# Antique "DALTON" wood lathe help please?



## cwbycrshr (May 23, 2013)

I have a very old (I'm guessing cerca 1930's) antique wood lathe that has "Dalton" stamped on part of it and Montgomery & Co Lathe on another. It is ceiling mounted belt driven and needs some work on it before it could be used. Their are loads of gears and other accessories that go with it...it looks complete to me but I am no expert.
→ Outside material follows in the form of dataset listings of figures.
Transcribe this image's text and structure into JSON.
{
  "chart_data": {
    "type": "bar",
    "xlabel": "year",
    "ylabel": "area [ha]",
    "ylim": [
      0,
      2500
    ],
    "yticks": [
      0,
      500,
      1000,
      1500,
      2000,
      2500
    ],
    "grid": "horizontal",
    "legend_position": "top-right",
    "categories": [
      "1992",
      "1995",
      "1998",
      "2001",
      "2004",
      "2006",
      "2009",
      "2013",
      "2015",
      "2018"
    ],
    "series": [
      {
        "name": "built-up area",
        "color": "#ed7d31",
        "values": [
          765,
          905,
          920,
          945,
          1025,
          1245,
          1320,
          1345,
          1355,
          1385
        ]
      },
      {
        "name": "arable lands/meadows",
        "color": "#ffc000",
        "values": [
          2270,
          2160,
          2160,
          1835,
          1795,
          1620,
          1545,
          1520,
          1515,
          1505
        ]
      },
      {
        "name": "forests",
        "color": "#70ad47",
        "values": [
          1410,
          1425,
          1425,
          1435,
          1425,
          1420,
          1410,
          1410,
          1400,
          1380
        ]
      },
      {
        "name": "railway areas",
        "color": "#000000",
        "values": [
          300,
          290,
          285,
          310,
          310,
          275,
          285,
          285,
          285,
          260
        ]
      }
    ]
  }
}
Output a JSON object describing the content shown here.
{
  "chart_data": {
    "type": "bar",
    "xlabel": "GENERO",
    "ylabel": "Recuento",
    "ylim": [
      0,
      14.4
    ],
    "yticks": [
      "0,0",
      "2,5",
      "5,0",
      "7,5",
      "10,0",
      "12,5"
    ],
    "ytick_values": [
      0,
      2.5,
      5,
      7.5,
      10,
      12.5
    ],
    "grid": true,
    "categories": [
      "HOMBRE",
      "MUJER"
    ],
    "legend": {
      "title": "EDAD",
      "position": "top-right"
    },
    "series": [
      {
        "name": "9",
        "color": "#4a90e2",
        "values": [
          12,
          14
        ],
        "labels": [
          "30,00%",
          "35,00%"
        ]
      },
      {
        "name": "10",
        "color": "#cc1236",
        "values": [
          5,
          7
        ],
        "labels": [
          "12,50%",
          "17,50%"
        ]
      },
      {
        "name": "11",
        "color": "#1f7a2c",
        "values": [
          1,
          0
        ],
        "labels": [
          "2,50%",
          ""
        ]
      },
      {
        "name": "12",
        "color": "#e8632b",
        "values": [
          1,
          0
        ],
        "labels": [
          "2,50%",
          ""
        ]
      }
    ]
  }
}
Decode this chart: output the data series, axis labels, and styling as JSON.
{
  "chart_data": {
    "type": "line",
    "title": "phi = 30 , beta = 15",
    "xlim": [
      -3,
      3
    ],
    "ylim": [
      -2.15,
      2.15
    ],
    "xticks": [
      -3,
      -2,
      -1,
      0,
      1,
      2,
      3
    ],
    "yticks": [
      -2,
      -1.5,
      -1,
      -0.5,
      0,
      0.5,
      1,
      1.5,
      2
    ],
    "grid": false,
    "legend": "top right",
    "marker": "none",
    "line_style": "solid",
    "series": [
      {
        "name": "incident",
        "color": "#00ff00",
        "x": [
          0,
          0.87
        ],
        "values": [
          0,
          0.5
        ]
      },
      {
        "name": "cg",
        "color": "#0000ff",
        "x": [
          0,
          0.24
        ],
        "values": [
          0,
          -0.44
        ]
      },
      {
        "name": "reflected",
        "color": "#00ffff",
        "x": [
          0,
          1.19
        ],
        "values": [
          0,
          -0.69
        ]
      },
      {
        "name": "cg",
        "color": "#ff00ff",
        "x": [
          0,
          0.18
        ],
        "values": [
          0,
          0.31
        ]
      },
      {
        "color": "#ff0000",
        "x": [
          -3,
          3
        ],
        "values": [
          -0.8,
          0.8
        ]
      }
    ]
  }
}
Does anybody on this board have any idea on value or who I could speak with about it? Information online is extremely limited and I am pretty tired of it taking up space in my garage.

Thanks in advance...


----------



## bill (May 21, 2004)

I found a lot of information
http://www.lathes.co.uk/dalton/


----------



## cwbycrshr (May 23, 2013)

bill said:


> I found a lot of information
> http://www.lathes.co.uk/dalton/


Thanks Bill...I actually pulled that site up but didn't see what I have until you posted this reply and I dug in a little deeper. I found this link:

http://www.lathes.co.uk/dalton/page4.html

Now if I can just track down a value or a buyer...I'm going to try and email the gentleman.


----------



## mr bill (Apr 1, 2006)

The Dalton Lathe appears to be a metal lathe and not a wood lathe...You might contact some of the hobby metal working sites. Those lathes may be worth more for their scrap metal value... than what you could get for them otherwise... You might consider donating them to a museum...No money, but it gets them out of your garage...


----------